I shift awkwardly while everyone gazes with approval; everyone but one, anyway. Billy, who has stopped laughing, is glaring like he wants to rip me in two. Or ten. When he retracts his venomous stare, he turns to Lawson. “You may as well ask him out, you pansy.”

“Watch it, Billy,” Lawson warns in a deep voice.

Jonathan clears his throat and steps between them. “We have many years ahead. I would advise that we all try to get along.” His smile doesn’t do much to lighten the mood. “That will wrap up our session today. Grant, the others will be returning to their assignments shortly. I suspect you have some work to complete in getting acquainted with your Tragedy.”

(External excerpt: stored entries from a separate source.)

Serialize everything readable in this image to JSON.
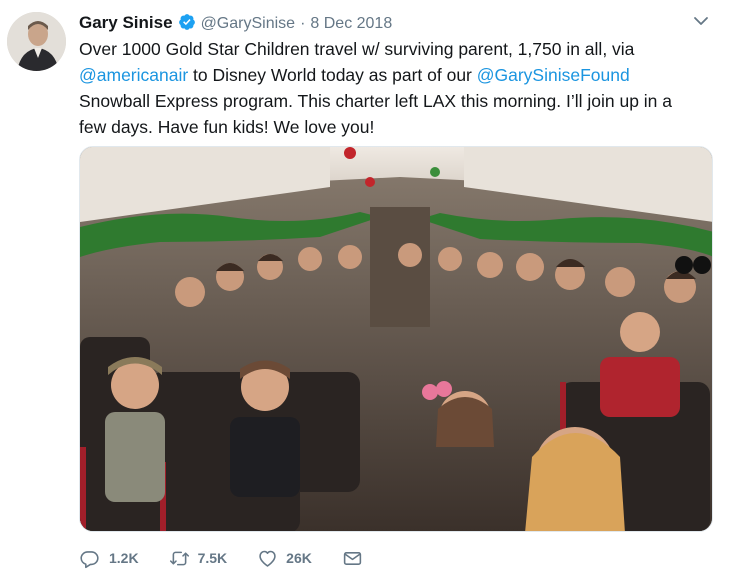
{
  "tweet": {
    "author_name": "Gary Sinise",
    "handle": "@GarySinise",
    "separator": "·",
    "date": "8 Dec 2018",
    "text_segments": {
      "l1": "Over 1000 Gold Star Children travel w/ surviving parent, 1,750 in all, via",
      "l2_mention1": "@americanair",
      "l2_mid": " to Disney World today as part of our ",
      "l2_mention2": "@GarySiniseFound",
      "l3": "Snowball Express program. This charter left LAX this morning. I’ll join up in a",
      "l4": "few days. Have fun kids! We love you!"
    }
  },
  "actions": {
    "reply_count": "1.2K",
    "retweet_count": "7.5K",
    "like_count": "26K"
  },
  "icons": {
    "verified": "verified-badge-icon",
    "caret": "chevron-down-icon",
    "reply": "reply-icon",
    "retweet": "retweet-icon",
    "like": "heart-icon",
    "dm": "envelope-icon"
  },
  "colors": {
    "link": "#1b95e0",
    "muted": "#657786",
    "verified": "#1da1f2"
  }
}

In response, I lock eyes with Billy.

“See you all in two days. Safe journeys everyone,” Jonathan says as his dismissal.

Billy breaks the staring contest first, but snickers before whispering something to Lawson.

On the way back inside, Evelynn glues herself to me. Her smooth arm keeps meeting mine no matter how much I veer away. “You really were something out there. That’s some great stamina, especially as a newbie.” Evelynn squeezes her hand around my bicep. “I’m interested to see what other tricks you have up your sleeve.”

I pull my arm away and step to the left, giving Trina what I hope is a ‘help me’ look.

Trina smiles like she gets it and moves to put herself between Evelynn and me. Evelynn is reluctant to take the hint, but eventually falls back, becoming the receiver of Jackson’s rambling.

“She’s a persistent thing. She’ll be all over you until she’s absolutely sure you’re not interested,” Trina says.

I scowl. “I guess I’d better let her know sooner than later.”

Trina undoes her hair and wild curls sprout in every direction. Something tugs inside me. Why is she so familiar? Maybe I’ve seen her around Benson and just don’t remember. That doesn’t feel right, though. Hair like that would be difficult to forget.

When we get through the doors, Billy’s shoulder rams into mine.